I thought I would get into the Halloween spirit and spend a lazy Sunday reading a spooky book, all wrapped up indoors against the October elements. I can’t say that The Haunted House, originally published for the weekly periodical All the Year Round as one of Dickens’ Christmas stories, really spooked me, but it was an entertaining read nonetheless.
In this short novella, the main character rents an allegedly haunted house, and invites a group of friends to test for evidence of ghosts and ghoulies. All at Christmas time. As you do. I mean, even Yvette Fielding and the Most Haunted team take a break at Christmas! Anyway, these friends agree to wait until Twelfth Night before they each recount their creepy experiences in the house, and the book is basically a set of these accounts, written by five different writers alongside Dickens, who tops and tails the collection as well as contributing one of the stories.

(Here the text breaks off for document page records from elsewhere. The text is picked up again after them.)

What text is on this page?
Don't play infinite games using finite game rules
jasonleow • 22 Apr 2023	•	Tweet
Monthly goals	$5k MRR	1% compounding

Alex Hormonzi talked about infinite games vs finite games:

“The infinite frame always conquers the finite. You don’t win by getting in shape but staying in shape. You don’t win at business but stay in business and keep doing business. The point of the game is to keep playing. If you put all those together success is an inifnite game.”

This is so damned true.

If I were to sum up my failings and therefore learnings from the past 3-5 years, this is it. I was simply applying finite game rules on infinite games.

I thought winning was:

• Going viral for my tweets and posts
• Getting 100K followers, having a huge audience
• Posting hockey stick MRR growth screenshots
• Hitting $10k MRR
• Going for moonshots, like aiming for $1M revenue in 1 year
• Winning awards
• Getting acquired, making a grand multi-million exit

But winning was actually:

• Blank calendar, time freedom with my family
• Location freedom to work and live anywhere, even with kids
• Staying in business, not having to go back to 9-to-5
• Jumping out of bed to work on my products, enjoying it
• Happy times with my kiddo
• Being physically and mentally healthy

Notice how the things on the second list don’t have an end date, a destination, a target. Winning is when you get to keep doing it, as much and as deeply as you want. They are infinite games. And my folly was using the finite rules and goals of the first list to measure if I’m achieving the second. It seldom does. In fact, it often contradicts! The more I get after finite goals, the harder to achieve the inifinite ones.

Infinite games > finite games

I was expecting tales of damsels imprisoned in the cellar and forever haunting the house with their woeful cries, ghostly dogs scratching at doors…you know, Some Proper Gothic Stuff. The problem is, none of the stories relate to the ‘haunted’ house itself, and none of them are actually scary – instead, they are tales of injustice, regret, and fear. Unpleasant, indeed, but not enough to make me have to sleep with the lights on (the one true measure of a scary tale). Bear in mind that I am someone who was freaked out by the 90s Bassett’s Liquorice Allsorts adverts where everyone turned into Bertie Bassett (see below), and you get a measure of how non-scary this book was.

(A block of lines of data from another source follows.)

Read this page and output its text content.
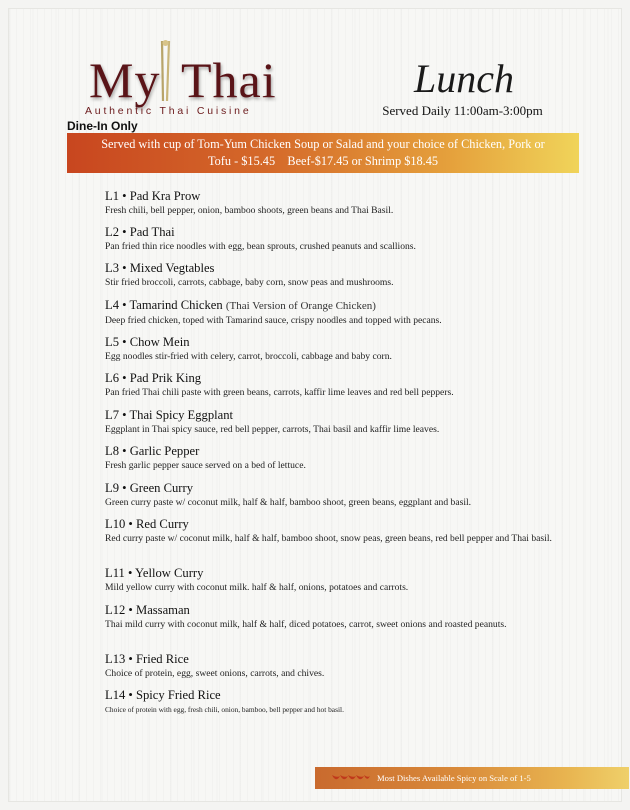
My Thai
Authentic Thai Cuisine
Dine-In Only
Lunch
Served Daily 11:00am-3:00pm
Served with cup of Tom-Yum Chicken Soup or Salad and your choice of Chicken, Pork or
Tofu - $15.45    Beef-$17.45 or Shrimp $18.45
L1 • Pad Kra Prow
Fresh chili, bell pepper, onion, bamboo shoots, green beans and Thai Basil.
L2 • Pad Thai
Pan fried thin rice noodles with egg, bean sprouts, crushed peanuts and scallions.
L3 • Mixed Vegtables
Stir fried broccoli, carrots, cabbage, baby corn, snow peas and mushrooms.
L4 • Tamarind Chicken (Thai Version of Orange Chicken)
Deep fried chicken, toped with Tamarind sauce, crispy noodles and topped with pecans.
L5 • Chow Mein
Egg noodles stir-fried with celery, carrot, broccoli, cabbage and baby corn.
L6 • Pad Prik King
Pan fried Thai chili paste with green beans, carrots, kaffir lime leaves and red bell peppers.
L7 • Thai Spicy Eggplant
Eggplant in Thai spicy sauce, red bell pepper, carrots, Thai basil and kaffir lime leaves.
L8 • Garlic Pepper
Fresh garlic pepper sauce served on a bed of lettuce.
L9 • Green Curry
Green curry paste w/ coconut milk, half & half, bamboo shoot, green beans, eggplant and basil.
L10 • Red Curry
Red curry paste w/ coconut milk, half & half, bamboo shoot, snow peas, green beans, red bell pepper and Thai basil.
L11 • Yellow Curry
Mild yellow curry with coconut milk. half & half, onions, potatoes and carrots.
L12 • Massaman
Thai mild curry with coconut milk, half & half, diced potatoes, carrot, sweet onions and roasted peanuts.
L13 • Fried Rice
Choice of protein, egg, sweet onions, carrots, and chives.
L14 • Spicy Fried Rice
Choice of protein with egg, fresh chili, onion, bamboo, bell pepper and hot basil.
Most Dishes Available Spicy on Scale of 1-5
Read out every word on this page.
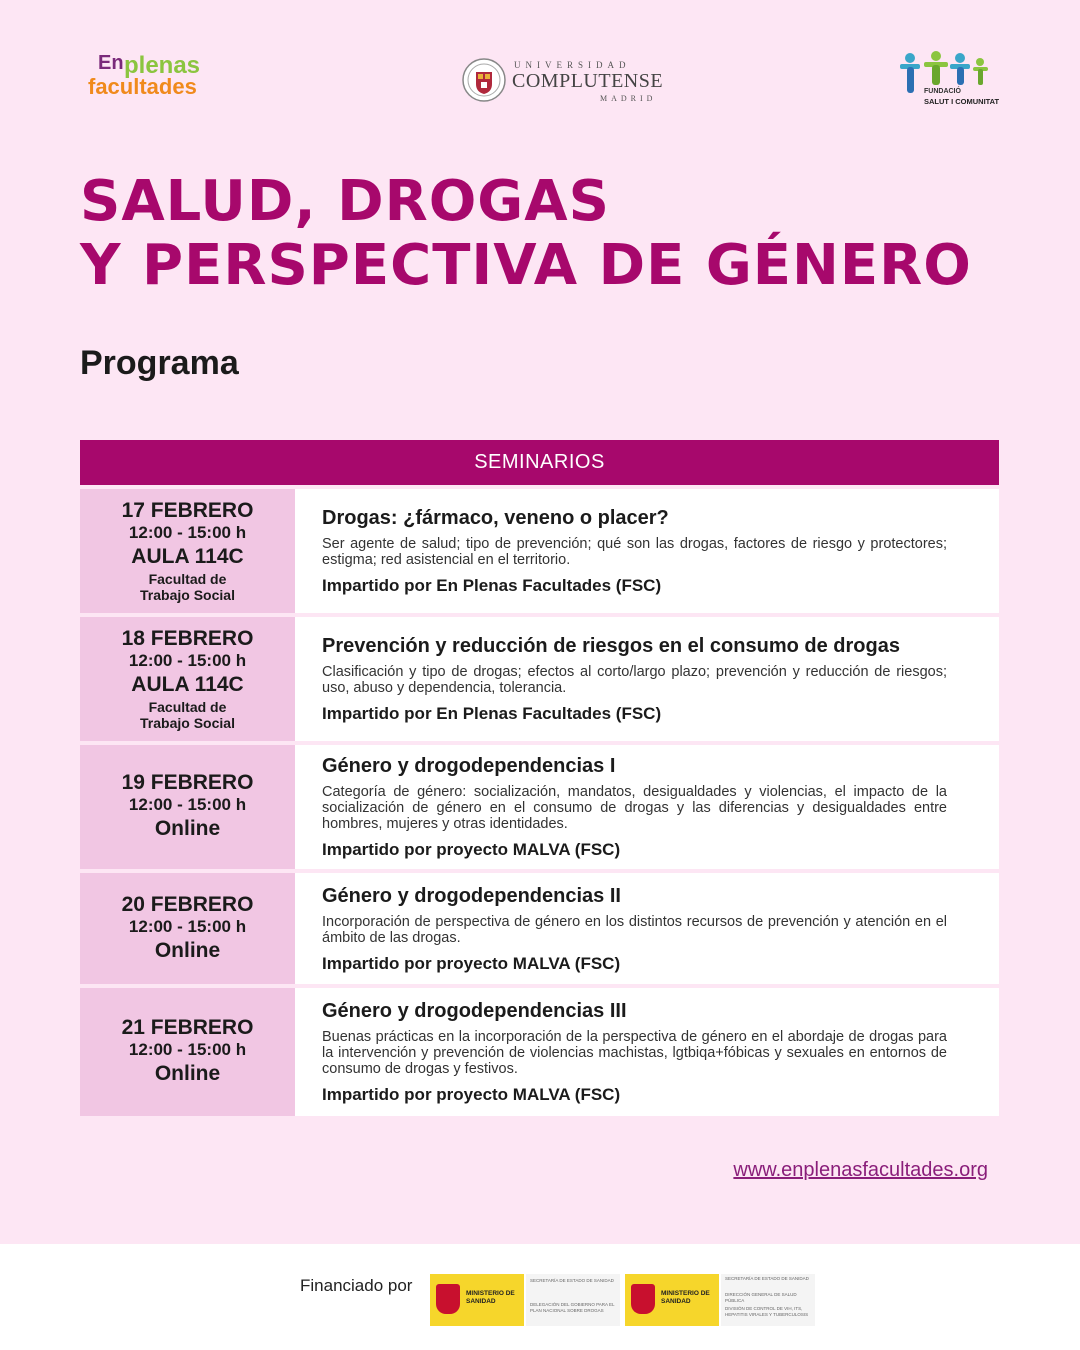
En plenas
facultades
UNIVERSIDAD
COMPLUTENSE
MADRID
FUNDACIÓ
SALUT I COMUNITAT
SALUD, DROGAS
Y PERSPECTIVA DE GÉNERO
Programa
SEMINARIOS
17 FEBRERO
12:00 - 15:00 h
AULA 114C
Facultad de
Trabajo Social
Drogas: ¿fármaco, veneno o placer?
Ser agente de salud; tipo de prevención; qué son las drogas, factores de riesgo y protectores; estigma; red asistencial en el territorio.
Impartido por En Plenas Facultades (FSC)
18 FEBRERO
12:00 - 15:00 h
AULA 114C
Facultad de
Trabajo Social
Prevención y reducción de riesgos en el consumo de drogas
Clasificación y tipo de drogas; efectos al corto/largo plazo; prevención y reducción de riesgos; uso, abuso y dependencia, tolerancia.
Impartido por En Plenas Facultades (FSC)
19 FEBRERO
12:00 - 15:00 h
Online
Género y drogodependencias I
Categoría de género: socialización, mandatos, desigualdades y violencias, el impacto de la socialización de género en el consumo de drogas y las diferencias y desigualdades entre hombres, mujeres y otras identidades.
Impartido por proyecto MALVA (FSC)
20 FEBRERO
12:00 - 15:00 h
Online
Género y drogodependencias II
Incorporación de perspectiva de género en los distintos recursos de prevención y atención en el ámbito de las drogas.
Impartido por proyecto MALVA (FSC)
21 FEBRERO
12:00 - 15:00 h
Online
Género y drogodependencias III
Buenas prácticas en la incorporación de la perspectiva de género en el abordaje de drogas para la intervención y prevención de violencias machistas, lgtbiqa+fóbicas y sexuales en entornos de consumo de drogas y festivos.
Impartido por proyecto MALVA (FSC)
www.enplenasfacultades.org
Financiado por	MINISTERIO DE SANIDAD
SECRETARÍA DE ESTADO DE SANIDAD
DELEGACIÓN DEL GOBIERNO PARA EL PLAN NACIONAL SOBRE DROGAS
MINISTERIO DE SANIDAD
SECRETARÍA DE ESTADO DE SANIDAD
DIRECCIÓN GENERAL DE SALUD PÚBLICA
DIVISIÓN DE CONTROL DE VIH, ITS, HEPATITIS VIRALES Y TUBERCULOSIS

However, there is still much to enjoy here. Gaskell’s tale of inter-family class war with wayward sons and neglected parents could have been expanded into a full novel. I found the observation of the mother pining for her ambitious son who has gone to ‘Lunnon’ (London) very touching:
When once her child was placed by her side, and she had got possession of his hand, the old woman kept stroking it, and murmuring long unused words of endearment, such as she had spoken to him while he was yet a little child. But all this was wearisome to him.

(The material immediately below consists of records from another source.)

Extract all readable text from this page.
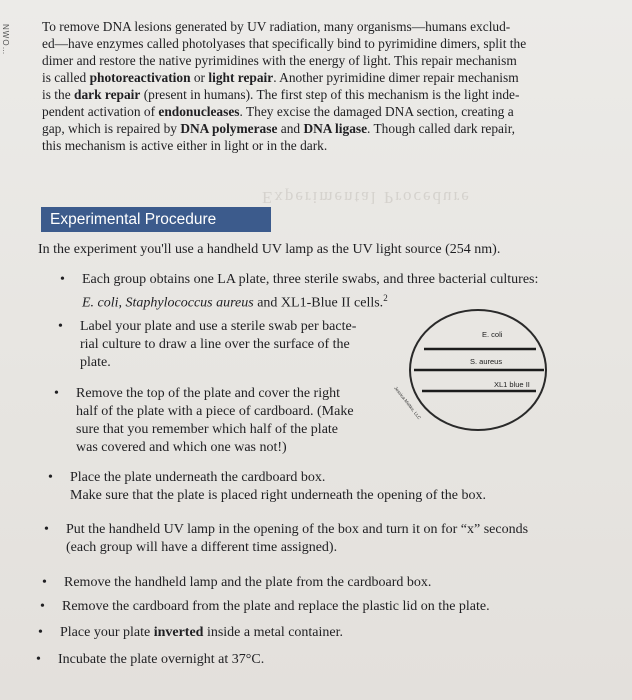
NWO… To remove DNA lesions generated by UV radiation, many organisms—humans exclud-
ed—have enzymes called photolyases that specifically bind to pyrimidine dimers, split the
dimer and restore the native pyrimidines with the energy of light. This repair mechanism
is called photoreactivation or light repair. Another pyrimidine dimer repair mechanism
is the dark repair (present in humans). The first step of this mechanism is the light inde-
pendent activation of endonucleases. They excise the damaged DNA section, creating a
gap, which is repaired by DNA polymerase and DNA ligase. Though called dark repair,
this mechanism is active either in light or in the dark.

Experimental Procedure
Experimental Procedure

In the experiment you'll use a handheld UV lamp as the UV light source (254 nm).

• Each group obtains one LA plate, three sterile swabs, and three bacterial cultures:

E. coli, Staphylococcus aureus and XL1-Blue II cells.$^2$

• Label your plate and use a sterile swab per bacte-

rial culture to draw a line over the surface of the

plate.

• Remove the top of the plate and cover the right

half of the plate with a piece of cardboard. (Make

sure that you remember which half of the plate

was covered and which one was not!)

• Place the plate underneath the cardboard box.

Make sure that the plate is placed right underneath the opening of the box.

• Put the handheld UV lamp in the opening of the box and turn it on for “x” seconds

(each group will have a different time assigned).

• Remove the handheld lamp and the plate from the cardboard box.

• Remove the cardboard from the plate and replace the plastic lid on the plate.

• Place your plate inverted inside a metal container.

• Incubate the plate overnight at 37°C.

E. coli
S. aureus
XL1 blue II
Jessica Moltke, LLC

As is the description of the semi-literate parents taking solace in the Bible:
He could not read fluently, and often hesitated long over a word….but the very fact of opening the book seemed to soothe those old bereaved parents.
The story of the young bridegroom who was accused of being a drunkard when he was quite sure that he had the ‘dreadful ague’ (by George Augustus Sala) was extremely funny until I recalled the injustice of all those times that my stories of food poisoning have been debunked as over-indulgence of the alcoholic kind. Finally I thought Collins’ tale, of an old sailor who trembled at the sight of a lit candle due to a traumatic wartime experience, was rather modern in describing what was essentially an episode of PTSD. So, don’t expect to get the creeps, but enjoy a few well-crafted tales that make for a nice afternoon’s reading. Happy Halloween! Please recommend some scary tales for me to tremble over!